All she had left of her son is a photo taken the day he was born. She wasn’t allowed to hold him and it was the only thing she had left to remember him. Izykowski says, “I didn’t know where he was because the adoptive family said not to have any contact with him.”
Then nearly three decades later, she got a call from her ex-boyfriend’s brother who told her someone was looking for her and it could be her son.
Nervous, she reached out to the number she was given and was overwhelmed when she talked to her son for the very first time.
“I’m just excited,” she said through tears, “I’ve been crying and I’m like wow is this for real?”
Since then, they have chatted over the phone several times.
“He calls me mom now, and we’ve gotten pretty close he says I love you mom, and we talk all the time.”
From everyday conversations to what happened the day he was born.
“He did ask why I gave him up for adoption and I told him, and he says I forgive you mom, and he says I love you and it just broke my heart.”

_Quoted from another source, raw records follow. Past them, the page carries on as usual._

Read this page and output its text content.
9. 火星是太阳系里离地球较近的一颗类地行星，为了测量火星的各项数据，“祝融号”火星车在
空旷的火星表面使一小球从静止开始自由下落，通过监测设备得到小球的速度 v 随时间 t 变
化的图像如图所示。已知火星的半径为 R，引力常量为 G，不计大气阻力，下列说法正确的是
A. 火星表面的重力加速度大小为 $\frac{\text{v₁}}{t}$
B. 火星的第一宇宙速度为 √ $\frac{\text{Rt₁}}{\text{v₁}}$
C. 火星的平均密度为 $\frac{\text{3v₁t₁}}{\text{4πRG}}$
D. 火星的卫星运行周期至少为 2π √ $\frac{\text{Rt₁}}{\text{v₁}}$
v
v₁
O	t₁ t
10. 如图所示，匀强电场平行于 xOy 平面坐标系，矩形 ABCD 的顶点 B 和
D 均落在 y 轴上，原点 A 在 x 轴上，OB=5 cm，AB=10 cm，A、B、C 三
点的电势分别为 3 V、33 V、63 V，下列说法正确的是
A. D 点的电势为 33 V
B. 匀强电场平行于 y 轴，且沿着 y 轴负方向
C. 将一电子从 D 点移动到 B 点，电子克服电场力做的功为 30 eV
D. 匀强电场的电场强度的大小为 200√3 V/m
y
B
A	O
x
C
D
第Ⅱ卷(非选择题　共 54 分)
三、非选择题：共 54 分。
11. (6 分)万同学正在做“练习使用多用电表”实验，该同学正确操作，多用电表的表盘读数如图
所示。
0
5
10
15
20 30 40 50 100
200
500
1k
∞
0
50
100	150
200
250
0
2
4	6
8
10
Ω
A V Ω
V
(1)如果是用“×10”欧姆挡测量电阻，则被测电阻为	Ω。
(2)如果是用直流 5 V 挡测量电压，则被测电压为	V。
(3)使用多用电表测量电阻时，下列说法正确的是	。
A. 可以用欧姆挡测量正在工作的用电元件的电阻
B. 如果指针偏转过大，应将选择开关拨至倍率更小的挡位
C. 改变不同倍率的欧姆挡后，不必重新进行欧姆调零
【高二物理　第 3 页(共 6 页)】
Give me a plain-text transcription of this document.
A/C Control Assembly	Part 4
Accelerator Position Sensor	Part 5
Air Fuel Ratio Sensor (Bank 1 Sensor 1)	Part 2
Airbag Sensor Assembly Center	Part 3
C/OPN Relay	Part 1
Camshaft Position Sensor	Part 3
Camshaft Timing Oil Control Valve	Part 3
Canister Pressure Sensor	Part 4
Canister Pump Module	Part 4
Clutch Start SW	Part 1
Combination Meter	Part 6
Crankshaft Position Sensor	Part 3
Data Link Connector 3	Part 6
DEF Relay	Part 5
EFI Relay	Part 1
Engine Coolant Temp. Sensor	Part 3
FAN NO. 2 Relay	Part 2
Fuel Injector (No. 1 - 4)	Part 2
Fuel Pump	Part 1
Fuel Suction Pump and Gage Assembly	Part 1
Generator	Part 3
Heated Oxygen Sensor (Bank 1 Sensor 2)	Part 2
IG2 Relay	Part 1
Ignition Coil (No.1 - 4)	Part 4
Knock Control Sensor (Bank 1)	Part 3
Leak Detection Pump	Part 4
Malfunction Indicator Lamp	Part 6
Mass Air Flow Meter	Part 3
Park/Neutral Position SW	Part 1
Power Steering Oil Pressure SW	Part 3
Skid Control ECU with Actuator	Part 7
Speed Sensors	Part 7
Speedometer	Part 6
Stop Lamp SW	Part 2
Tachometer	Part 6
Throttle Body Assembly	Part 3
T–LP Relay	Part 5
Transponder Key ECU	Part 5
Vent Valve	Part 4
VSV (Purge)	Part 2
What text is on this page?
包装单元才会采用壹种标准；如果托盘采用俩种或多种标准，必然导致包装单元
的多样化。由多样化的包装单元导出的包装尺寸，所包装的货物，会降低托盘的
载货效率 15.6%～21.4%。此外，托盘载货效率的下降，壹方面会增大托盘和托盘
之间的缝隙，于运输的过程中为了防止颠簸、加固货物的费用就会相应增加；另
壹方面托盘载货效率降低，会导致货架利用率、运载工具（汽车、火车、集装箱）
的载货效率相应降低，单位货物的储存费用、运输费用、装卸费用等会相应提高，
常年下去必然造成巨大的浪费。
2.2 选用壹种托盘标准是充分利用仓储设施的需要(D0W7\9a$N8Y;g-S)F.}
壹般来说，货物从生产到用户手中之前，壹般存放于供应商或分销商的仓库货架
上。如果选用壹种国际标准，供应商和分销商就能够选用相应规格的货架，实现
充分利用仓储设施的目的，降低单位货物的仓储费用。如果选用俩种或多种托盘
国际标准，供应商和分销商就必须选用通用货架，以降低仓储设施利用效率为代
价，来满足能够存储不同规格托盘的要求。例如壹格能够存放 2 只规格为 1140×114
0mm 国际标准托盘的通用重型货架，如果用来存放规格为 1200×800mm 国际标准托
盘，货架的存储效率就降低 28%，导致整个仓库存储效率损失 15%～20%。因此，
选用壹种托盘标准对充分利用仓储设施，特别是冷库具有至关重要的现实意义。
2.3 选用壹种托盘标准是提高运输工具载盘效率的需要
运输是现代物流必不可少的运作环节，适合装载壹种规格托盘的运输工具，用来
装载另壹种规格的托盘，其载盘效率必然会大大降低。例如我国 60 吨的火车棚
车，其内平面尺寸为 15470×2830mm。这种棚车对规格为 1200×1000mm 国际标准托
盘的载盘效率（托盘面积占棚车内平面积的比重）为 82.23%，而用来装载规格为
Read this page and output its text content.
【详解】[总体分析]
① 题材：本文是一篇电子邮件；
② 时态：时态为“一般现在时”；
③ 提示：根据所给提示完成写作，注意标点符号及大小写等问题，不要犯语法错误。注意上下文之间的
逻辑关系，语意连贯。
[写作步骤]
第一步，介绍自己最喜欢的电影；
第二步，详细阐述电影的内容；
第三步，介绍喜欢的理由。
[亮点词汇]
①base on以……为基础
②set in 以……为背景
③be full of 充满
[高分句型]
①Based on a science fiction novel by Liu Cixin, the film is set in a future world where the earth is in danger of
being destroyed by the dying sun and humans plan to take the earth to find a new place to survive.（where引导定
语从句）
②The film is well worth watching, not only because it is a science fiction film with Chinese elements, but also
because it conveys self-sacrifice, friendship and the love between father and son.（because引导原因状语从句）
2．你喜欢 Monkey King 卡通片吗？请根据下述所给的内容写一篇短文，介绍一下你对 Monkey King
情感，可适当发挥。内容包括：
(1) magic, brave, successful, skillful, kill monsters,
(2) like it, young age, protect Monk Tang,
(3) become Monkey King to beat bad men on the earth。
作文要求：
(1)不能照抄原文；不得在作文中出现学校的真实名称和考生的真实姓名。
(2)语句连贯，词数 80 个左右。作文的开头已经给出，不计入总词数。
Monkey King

Her son is Bryce Imholz who lives in New Jersey. He said he used ancestry.com to find her. When he did, he asked his adoptive parents if Judy really was his mother, and they said she is.
After searching for three years, Bryce was happy to finally talk to his mom.
“It was life-changing just to know my mother was still alive, and she was still there,” Imholz says, “It kind of filled the hole that was left there because I always wanted to know who brought me into this world.”
Now Bryce wants to meet his mom and older sister in Pueblo and Judy says she would love nothing more.